Falando aos devotos do cercadinho do Alvorada sobre vacinas, Bolsonaro declarou: "Se tiver um efeito colateral ou um problema qualquer, já sabem que não vão poder cobrar de mim." Um presidente convencional diria algo assim: "O brasileiro deve ficar tranquilo, porque meu governo está agindo para prover vacinas rapidamente. E a Anvisa zelará para que elas sejam seguras e eficazes."

O país precisa de reformas econômicas? Bolsonaro diz que o governo já fez a sua parte. E transfere a responsabilidade para o Congresso. A ausência de vacina impõe a tática do isolamento social? O presidente se apressa em dizer que governadores e prefeitos terão de responder pelo tombo na economia. Chegou a hora da vacinação? Bolsonaro se auto-converte em garoto-propaganda do direito de não se vacinar. E passa a trombetear o risco de efeitos colaterais.

Se Bolsonaro estivesse certo na sua aversão à necessidade de assumir responsabilidades, ele seria um candidato imbatível não à reeleição, mas ao posto de gênio da humanidade. Se estiver errado, como a derrota de Donald Trump nos Estados Unidos faz supor, corre o risco de cair na sua própria armadilha.
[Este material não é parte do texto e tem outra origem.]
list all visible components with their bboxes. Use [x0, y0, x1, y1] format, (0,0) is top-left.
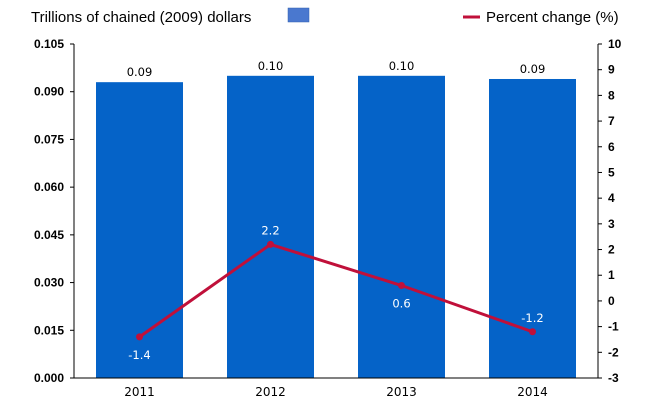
right-tick-label: -3 — [608, 371, 619, 385]
bar-label-2014: 0.09 — [520, 62, 546, 76]
x-tick-label-2011: 2011 — [124, 385, 155, 399]
line-label-2011: -1.4 — [128, 348, 150, 362]
legend-label-bars: Trillions of chained (2009) dollars — [31, 9, 251, 26]
right-tick-label: -1 — [608, 320, 619, 334]
right-tick-label: -2 — [608, 345, 619, 359]
left-tick-label: 0.030 — [34, 276, 64, 290]
right-tick-label: 6 — [608, 140, 615, 154]
legend-swatch-bars — [287, 7, 310, 23]
line-point-2012 — [267, 240, 274, 248]
bar-2012 — [227, 75, 314, 379]
legend-label-line: Percent change (%) — [486, 9, 619, 26]
line-label-2014: -1.2 — [521, 311, 543, 325]
left-tick-label: 0.015 — [34, 323, 64, 337]
left-tick-label: 0.060 — [34, 180, 64, 194]
x-tick-label-2013: 2013 — [386, 385, 417, 399]
line-point-2013 — [398, 282, 405, 290]
percent-change-line — [138, 242, 533, 339]
right-tick-label: 10 — [608, 37, 622, 51]
right-tick-label: 5 — [608, 165, 615, 179]
bar-label-2012: 0.10 — [258, 59, 284, 73]
right-tick-label: 1 — [608, 268, 615, 282]
bar-2014 — [489, 78, 576, 378]
right-tick-label: 7 — [608, 114, 615, 128]
bar-label-2011: 0.09 — [127, 65, 153, 79]
bar-2013 — [358, 75, 445, 379]
line-label-2012: 2.2 — [261, 223, 279, 237]
line-point-2011 — [136, 333, 143, 341]
left-tick-label: 0.105 — [34, 37, 64, 51]
right-tick-label: 2 — [608, 243, 615, 257]
left-tick-label: 0.000 — [34, 371, 64, 385]
x-tick-label-2014: 2014 — [517, 385, 548, 399]
left-tick-label: 0.075 — [34, 132, 64, 146]
line-label-2013: 0.6 — [392, 297, 410, 311]
right-tick-label: 9 — [608, 63, 615, 77]
line-point-2014 — [529, 328, 536, 336]
right-tick-label: 4 — [608, 191, 615, 205]
left-tick-label: 0.090 — [34, 85, 64, 99]
right-tick-label: 0 — [608, 294, 615, 308]
x-tick-label-2012: 2012 — [255, 385, 286, 399]
bar-label-2013: 0.10 — [389, 59, 415, 73]
bar-2011 — [96, 82, 183, 379]
right-tick-label: 3 — [608, 217, 615, 231]
right-tick-label: 8 — [608, 88, 615, 102]
left-tick-label: 0.045 — [34, 228, 64, 242]
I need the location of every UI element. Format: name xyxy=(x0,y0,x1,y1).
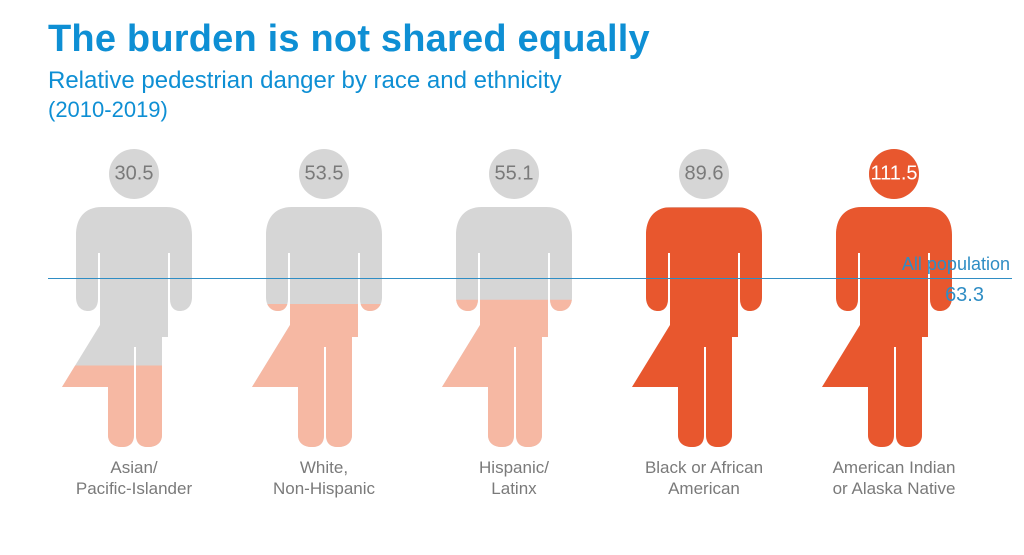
figure-value: 53.5 xyxy=(305,163,344,186)
figure-value: 89.6 xyxy=(685,163,724,186)
figure-head: 55.1 xyxy=(489,149,539,199)
pictogram-figure: 89.6 Black or AfricanAmerican xyxy=(624,149,784,519)
figure-head: 111.5 xyxy=(869,149,919,199)
figure-body xyxy=(434,207,594,447)
pictogram-figure: 55.1 Hispanic/Latinx xyxy=(434,149,594,519)
figure-body xyxy=(54,207,214,447)
figure-body xyxy=(244,207,404,447)
category-label: Black or AfricanAmerican xyxy=(645,457,763,500)
figure-value: 30.5 xyxy=(115,163,154,186)
figure-head: 53.5 xyxy=(299,149,349,199)
figure-head: 30.5 xyxy=(109,149,159,199)
chart-subtitle: Relative pedestrian danger by race and e… xyxy=(48,67,976,95)
chart-year-range: (2010-2019) xyxy=(48,97,976,123)
category-label: White,Non-Hispanic xyxy=(273,457,375,500)
pictogram-figure: 111.5 American Indianor Alaska Native xyxy=(814,149,974,519)
pictogram-chart: 30.5 Asian/Pacific-Islander 53.5 White,N… xyxy=(48,149,976,519)
category-label: Asian/Pacific-Islander xyxy=(76,457,192,500)
baseline-label: All population xyxy=(902,254,1010,275)
pictogram-figure: 30.5 Asian/Pacific-Islander xyxy=(54,149,214,519)
category-label: Hispanic/Latinx xyxy=(479,457,549,500)
chart-title: The burden is not shared equally xyxy=(48,18,976,61)
baseline-value: 63.3 xyxy=(945,284,984,307)
pictogram-figure: 53.5 White,Non-Hispanic xyxy=(244,149,404,519)
figure-body xyxy=(814,207,974,447)
figure-value: 55.1 xyxy=(495,163,534,186)
figure-head: 89.6 xyxy=(679,149,729,199)
figure-body xyxy=(624,207,784,447)
figure-value: 111.5 xyxy=(870,163,917,186)
category-label: American Indianor Alaska Native xyxy=(833,457,956,500)
baseline-marker: All population 63.3 xyxy=(48,278,1012,279)
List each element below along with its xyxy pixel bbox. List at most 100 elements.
Na próxima semana, os brasileiros assistirão pela TV ao início da vacinação dos ingleses. Na sequência, os telejornais exibirão franceses e alemães na fila da vacina. São Paulo diz que suas vacinas, uma vez certificadas pela Anvisa, começarão a ser aplicadas em janeiro. O governo federal prevê que não terá imunizantes a oferecer antes de março.

Bolsonaro imagina que desestimula a vacinação com suas declarações anti-vacina. Na verdade, seu lero-lero tóxico pode acabar provocando um benfazejo efeito colateral: um clamor pela vacina. O presidente pode ter de fazer por pressão o que proibiu o ministro Eduardo Pazuello (Saúde) de fazer por opção quando firmou convenio com o Butantan para a compra de milhões de doses da CoronaVac, a "vacina chinesa do João Doria."